Nach den Enthüllungen über die Verstrickung von deutschen Diplomaten in die
Verbrechen des Nationalsozialismus, veröffentlicht in dem Buch "Das Amt und
die Vergangenheit. Deutsche Diplomaten im Dritten Reich und in der
Bundesrepublik Deutschland" (München: Blessing-Verlag 2010), sind weitere
Publikationen dieser Art zu erwarten. Kurz vor der Bundestagswahl 2009 hat
der damalige frühere Bundesfinanzminister Peer Steinbrück (SPD) eine aus
sieben Historikern bestehende Kommission eingesetzt, um die Beteiligung des
Ministeriums an der Aufrüstung, der Kriegsfinanzierung sowie der Verfolgung
und Ausplünderung von Juden und anderen Menschen zwischen 1933 und 1945
klären zu lassen. In einem Ende 2010 vorgestellten Zwischenbericht wird
festgestellt, dass die oberste Finanzverwaltung des Reiches keineswegs eine
unpolitische Fachbehörde ohne ideologische Ausrichtung war, wie es seine
Mitarbeiter nach dem Ende der Hitlerherrschaft gern glauben machen wollten,
sondern eine ihrer wichtigsten Säulen. Die am Berliner Wilhelmplatz in einem
vornehmen Palais aus der Kaiserzeit untergebrachte Behörde lieferte den
Schmierstoff, der das Regime bis zum bitteren Ende am Laufen hielt und einem
Teil der Deutschen dank der massiven Ausbeutung der besetzten Länder und
ihrer Bewohner so etwas wie ein normales Leben ermöglichte. Mit den
Untersuchungen wird der Blick auf den Kern der NS-Diktatur gelenkt, denn das
rücksichtslose Eintreiben von Steuern und Schulden, aber auch die
Heranziehung von Spareinlagen, die Erhebung von Sondersteuern bei den so
genannten Gemeinschaftsfremden, mit denen die jüdische Bevölkerung gemeint
war, und weitere Maßnahmen hätte sie sich nicht so entfalten können, wie sie
es tat.
Die bis zum Ende der NS-Herrschaft von Reichsfinanzminister Ludwig (Lutz)

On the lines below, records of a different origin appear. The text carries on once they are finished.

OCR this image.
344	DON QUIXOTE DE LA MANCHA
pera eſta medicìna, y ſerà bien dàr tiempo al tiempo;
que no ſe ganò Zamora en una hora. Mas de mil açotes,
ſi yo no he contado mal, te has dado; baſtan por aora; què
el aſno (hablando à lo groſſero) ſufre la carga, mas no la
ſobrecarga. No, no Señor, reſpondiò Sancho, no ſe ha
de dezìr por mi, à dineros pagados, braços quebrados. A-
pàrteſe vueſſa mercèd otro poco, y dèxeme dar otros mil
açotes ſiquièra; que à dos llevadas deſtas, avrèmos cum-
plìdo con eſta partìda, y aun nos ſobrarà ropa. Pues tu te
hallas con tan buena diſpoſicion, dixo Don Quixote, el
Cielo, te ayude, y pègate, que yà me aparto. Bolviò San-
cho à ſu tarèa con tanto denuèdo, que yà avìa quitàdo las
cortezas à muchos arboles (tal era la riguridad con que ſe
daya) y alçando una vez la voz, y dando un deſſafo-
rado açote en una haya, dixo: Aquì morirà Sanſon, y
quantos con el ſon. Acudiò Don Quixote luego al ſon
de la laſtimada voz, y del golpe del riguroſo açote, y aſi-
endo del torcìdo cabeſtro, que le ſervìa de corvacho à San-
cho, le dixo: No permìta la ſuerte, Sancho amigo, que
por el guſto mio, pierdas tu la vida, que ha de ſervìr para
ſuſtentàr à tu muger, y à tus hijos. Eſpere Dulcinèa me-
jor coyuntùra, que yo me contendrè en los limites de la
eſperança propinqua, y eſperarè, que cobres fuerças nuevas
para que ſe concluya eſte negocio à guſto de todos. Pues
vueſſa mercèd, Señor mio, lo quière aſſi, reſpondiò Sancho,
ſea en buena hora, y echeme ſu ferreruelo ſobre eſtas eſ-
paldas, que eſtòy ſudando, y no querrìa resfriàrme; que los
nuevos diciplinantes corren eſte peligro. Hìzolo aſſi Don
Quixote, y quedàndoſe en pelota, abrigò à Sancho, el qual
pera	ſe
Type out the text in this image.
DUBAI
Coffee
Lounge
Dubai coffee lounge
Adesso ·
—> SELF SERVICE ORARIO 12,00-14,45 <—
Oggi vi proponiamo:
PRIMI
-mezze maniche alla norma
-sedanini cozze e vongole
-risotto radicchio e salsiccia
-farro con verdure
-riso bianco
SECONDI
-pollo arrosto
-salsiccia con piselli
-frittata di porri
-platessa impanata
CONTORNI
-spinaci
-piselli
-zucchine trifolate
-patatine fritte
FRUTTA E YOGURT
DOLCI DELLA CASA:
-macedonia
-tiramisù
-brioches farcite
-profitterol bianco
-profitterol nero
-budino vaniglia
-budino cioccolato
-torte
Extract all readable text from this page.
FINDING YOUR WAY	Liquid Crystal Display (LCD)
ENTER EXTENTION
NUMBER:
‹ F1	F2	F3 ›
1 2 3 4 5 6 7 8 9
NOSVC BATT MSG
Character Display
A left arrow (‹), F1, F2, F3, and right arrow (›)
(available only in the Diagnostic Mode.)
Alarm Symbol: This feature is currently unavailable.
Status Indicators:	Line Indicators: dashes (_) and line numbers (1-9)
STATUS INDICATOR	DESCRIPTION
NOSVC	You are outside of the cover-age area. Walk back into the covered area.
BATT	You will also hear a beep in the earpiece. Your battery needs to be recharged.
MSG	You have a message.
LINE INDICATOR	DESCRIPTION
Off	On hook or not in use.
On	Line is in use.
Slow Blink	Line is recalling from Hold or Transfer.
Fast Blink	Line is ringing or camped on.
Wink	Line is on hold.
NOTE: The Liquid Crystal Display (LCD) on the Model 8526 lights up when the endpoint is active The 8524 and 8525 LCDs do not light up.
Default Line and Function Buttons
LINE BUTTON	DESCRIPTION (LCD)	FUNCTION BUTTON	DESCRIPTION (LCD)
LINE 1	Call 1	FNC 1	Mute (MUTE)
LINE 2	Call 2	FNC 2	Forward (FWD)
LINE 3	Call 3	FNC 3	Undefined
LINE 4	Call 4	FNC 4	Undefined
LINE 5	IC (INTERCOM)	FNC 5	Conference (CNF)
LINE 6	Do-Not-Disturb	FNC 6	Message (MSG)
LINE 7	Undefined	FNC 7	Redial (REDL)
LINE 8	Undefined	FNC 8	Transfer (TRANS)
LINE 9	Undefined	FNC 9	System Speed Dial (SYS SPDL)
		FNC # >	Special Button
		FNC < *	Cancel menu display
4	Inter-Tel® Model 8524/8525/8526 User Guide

Graf Schwerin von Krosigk (1887-1977) geleitete Behörde begann sehr bald
nach Hitlers "Machtergreifung", mit Hilfe der Finanzämter politisch
unliebsame Personen sowie Emigranten zu enteignen und ihnen systematisch die
Lebensgrundlage zu entziehen. Die Maßnahmen wurden in einem speziellen
Judenreferat des Reichsfinanzministeriums koordiniert und überwacht.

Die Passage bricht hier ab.